Christ Church St Laurence was designed by Henry Robertson in 1840. From 1843, Blacket undertook the completion of the interior and then in the 1850s he built the tower and spire. This was to become a highly significant project for Blacket. The Church of England in Sydney had been founded in 1788 by the first Anglican priest in the colony, Richard Johnson. This foundation came at a time of austerity within the Church of England, predating the Oxford Movement. The first churches in Australia, such as St James', King Street, were essentially "preaching boxes" in which the pulpit was placed centrally against one of the long walls and surrounded by tiered seating of box pews, each designated for a family.

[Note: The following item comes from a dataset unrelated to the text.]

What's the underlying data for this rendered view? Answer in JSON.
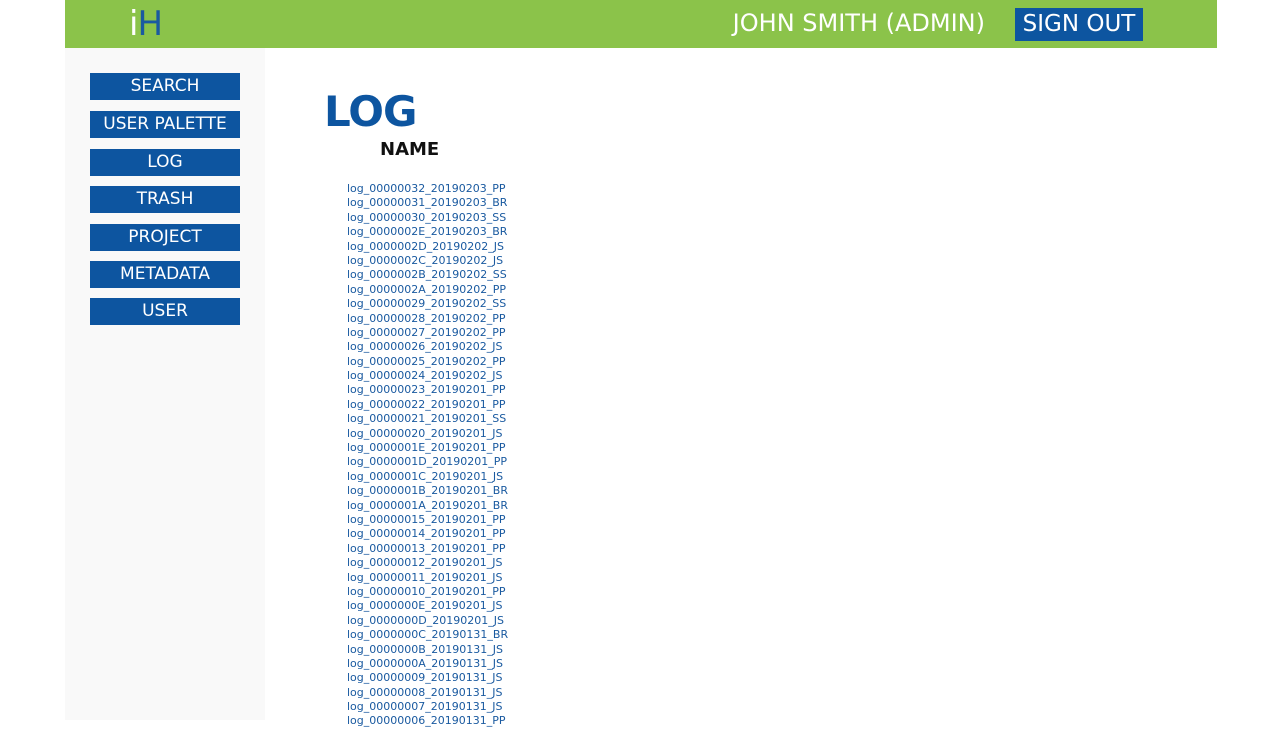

Blacket was instrumental in introducing to Christ Church St Laurence all the elaborate High Church details in the style of the great Catholic architect, Augustus Welby Pugin. Sydney Evangelicals were shocked at the furnishing, the liturgy and the robed male choir, seeing it as "scandalous", and "papist". Later, Blacket was to be one of the architects to transform Greenway's St James in keeping with a High Church mode of worship (as it remains today). The Reverend WH Walsh at Christ Church St. Laurence enthusiastically helped Blacket to gain other important commissions. Blacket also had a private practice during this time, one of the most notable of his commercial commissions being the Kent Brewery for Henry Tooth. From 1843 onwards he also began receiving commissions for private houses.